A different company should run Croton's market. This company started this market to fend off competition with its Saturday cash cow in Ossining - which is FILLED with Croton shoppers. Others were starting to organize in Croton when she jumped in. Any other company would have started in Croton at a better time. And because it is a midweek/midday market, none of the choice vendors want to be there - they save their trips for weekends. So we get stuck with redundancy and weak offerings. Vendors are wondering if Croton is a community that will support them??? Not an honest argument - Let someone else run a Croton market when people are home, and watch what happens.

A fish merchant and a butcher might draw more shoppers!

In my opinion the day is a big issue. Running the market during the day on a Wednesday means that those of us who work full time can never go. I have been dying to be a regular visitor since it started, but I've only been able to go once, and that was because it was the day before Thanksgiving and I had the day off work. A weekend day is the only feasible time for weekday workers to visit. I know I'll come then, if they change it.
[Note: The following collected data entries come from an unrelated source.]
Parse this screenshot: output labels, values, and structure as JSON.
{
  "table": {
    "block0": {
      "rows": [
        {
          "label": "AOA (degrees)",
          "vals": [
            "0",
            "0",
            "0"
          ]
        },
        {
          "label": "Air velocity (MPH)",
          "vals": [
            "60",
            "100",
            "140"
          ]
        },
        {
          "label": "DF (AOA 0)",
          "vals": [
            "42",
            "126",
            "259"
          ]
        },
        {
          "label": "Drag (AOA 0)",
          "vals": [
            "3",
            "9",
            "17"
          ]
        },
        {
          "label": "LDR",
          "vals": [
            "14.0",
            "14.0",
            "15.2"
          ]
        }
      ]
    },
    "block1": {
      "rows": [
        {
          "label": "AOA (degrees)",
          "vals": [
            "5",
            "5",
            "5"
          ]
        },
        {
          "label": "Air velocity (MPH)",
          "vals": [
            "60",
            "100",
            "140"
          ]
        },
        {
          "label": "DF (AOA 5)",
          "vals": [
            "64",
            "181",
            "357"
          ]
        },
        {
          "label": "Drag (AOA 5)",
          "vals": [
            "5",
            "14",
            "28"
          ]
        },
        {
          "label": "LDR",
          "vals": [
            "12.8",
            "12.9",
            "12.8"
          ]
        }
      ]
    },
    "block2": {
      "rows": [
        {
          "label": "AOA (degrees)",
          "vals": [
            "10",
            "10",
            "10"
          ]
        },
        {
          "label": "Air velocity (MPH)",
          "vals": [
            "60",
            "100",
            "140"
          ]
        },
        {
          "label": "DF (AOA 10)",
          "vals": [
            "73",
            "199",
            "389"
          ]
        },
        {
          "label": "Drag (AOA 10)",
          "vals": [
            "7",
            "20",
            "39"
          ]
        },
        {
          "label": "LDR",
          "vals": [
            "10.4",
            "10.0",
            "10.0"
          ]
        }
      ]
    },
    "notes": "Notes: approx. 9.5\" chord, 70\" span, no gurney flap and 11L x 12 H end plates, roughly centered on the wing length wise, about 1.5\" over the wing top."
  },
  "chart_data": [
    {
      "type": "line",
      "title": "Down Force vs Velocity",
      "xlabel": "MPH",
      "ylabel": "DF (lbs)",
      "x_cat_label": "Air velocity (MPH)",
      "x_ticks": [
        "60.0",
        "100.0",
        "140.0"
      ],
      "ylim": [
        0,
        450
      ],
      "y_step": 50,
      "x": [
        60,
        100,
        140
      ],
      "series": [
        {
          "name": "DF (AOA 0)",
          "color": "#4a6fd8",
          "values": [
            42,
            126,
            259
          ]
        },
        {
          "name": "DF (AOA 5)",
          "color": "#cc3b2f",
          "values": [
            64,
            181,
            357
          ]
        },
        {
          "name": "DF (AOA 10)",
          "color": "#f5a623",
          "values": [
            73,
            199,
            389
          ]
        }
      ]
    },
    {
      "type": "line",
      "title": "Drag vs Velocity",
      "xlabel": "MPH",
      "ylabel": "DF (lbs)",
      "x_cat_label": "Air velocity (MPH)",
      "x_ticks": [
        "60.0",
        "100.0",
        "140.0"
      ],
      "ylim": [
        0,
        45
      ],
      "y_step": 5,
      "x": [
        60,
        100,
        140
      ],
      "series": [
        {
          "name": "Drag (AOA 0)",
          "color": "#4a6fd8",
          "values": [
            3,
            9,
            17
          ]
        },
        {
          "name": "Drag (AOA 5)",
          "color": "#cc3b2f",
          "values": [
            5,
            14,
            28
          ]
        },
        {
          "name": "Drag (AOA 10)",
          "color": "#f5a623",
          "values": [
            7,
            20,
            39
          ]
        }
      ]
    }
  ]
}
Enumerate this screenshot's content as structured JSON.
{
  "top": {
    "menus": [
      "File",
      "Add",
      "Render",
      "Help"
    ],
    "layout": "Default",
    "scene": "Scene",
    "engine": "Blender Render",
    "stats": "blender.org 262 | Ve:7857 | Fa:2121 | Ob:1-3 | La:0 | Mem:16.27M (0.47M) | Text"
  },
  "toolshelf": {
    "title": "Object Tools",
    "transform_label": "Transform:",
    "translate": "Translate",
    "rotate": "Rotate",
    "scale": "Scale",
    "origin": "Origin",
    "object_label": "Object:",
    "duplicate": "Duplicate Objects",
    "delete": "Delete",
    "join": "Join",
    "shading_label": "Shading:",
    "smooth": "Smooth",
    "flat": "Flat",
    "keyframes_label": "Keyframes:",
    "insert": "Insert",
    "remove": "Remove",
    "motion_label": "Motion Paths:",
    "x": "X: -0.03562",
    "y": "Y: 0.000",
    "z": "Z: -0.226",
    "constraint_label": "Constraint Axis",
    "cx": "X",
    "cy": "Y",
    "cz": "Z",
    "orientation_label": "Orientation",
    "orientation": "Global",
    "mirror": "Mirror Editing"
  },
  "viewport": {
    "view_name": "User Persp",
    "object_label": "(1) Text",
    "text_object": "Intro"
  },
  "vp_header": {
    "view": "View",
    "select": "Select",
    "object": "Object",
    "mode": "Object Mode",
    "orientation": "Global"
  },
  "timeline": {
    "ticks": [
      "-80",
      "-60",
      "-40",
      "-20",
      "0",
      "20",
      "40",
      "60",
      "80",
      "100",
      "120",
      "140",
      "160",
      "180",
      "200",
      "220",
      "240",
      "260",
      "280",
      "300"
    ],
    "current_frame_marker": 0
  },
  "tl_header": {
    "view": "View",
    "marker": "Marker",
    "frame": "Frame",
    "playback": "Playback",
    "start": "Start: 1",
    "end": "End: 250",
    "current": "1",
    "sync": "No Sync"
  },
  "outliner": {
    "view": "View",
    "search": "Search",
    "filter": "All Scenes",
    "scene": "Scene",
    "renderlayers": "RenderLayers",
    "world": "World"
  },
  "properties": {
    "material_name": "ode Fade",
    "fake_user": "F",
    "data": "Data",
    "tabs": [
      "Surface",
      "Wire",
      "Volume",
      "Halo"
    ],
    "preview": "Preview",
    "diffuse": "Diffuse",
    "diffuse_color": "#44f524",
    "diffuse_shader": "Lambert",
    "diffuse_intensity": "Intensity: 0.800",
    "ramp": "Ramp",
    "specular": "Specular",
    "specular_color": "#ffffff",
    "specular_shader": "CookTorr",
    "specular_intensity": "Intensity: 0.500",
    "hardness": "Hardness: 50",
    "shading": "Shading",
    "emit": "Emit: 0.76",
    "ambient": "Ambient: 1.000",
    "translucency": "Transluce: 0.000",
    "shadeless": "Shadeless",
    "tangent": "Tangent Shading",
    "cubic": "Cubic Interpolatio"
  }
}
Could it be the number of vendors and not the day? Is this a non profit or a business for profit? If it is a business for profit an increase from a weekly fee of $75 is not unreasonable. Hope to see the market continue at the current site mid week with more vendors!

Change the day & time. Saturday would work but you would not want to compete with Ossinning. Maybe Friday or Sunday?
I also agree that more diversity of the vendors is needed. Same products, does not cut it.

The substantiation of the day, Wednesday, and the time, 1:30-6:30 demonstrates that perhaps, just perhaps, another day and time should be considered. Perhaps a Saturday again. Where are the numbers from when the market was held at the indoor spot in the shopping plaza up the block and across from the current location? Poor substantiation...at best for sure.
Odd that Ossining, can make it happen, but we cannot. What do the numbers look like in Ossining? Has anyone investigated that and that town's dynamic, etc.?

I agree with 'representative' -- I find it hard to believe that they don't charge their vendors, thereby making money. As a person who works fulltime in the city, the timing just doesn't work. Aside from the fact that although I understand that local = more expensive we just don't have the disposable income to shop there.

What happened to the farmers market that was in the old video place? Is that owned by a different farmers market vendor?

We went nearly every week... until the vendors stopped showing consistently. The time/location never deterred us.

They need to get new vendors with more variety. Three farms with the same crops and two bakeries is not enough to keep us coming every week like we did in past years.

The Go-Go pops addition was great since it provided a treat for the kids in the summer, but they were I only there for about three weeks that I saw.

It sounds like a threat to me.I think anyplace should charge them.They are a business and if what rep. says is true,what is their problem?

They charge their vendors more than $75/day to be at the market. I can't see how they can claim that being charged $75/day is too much for them.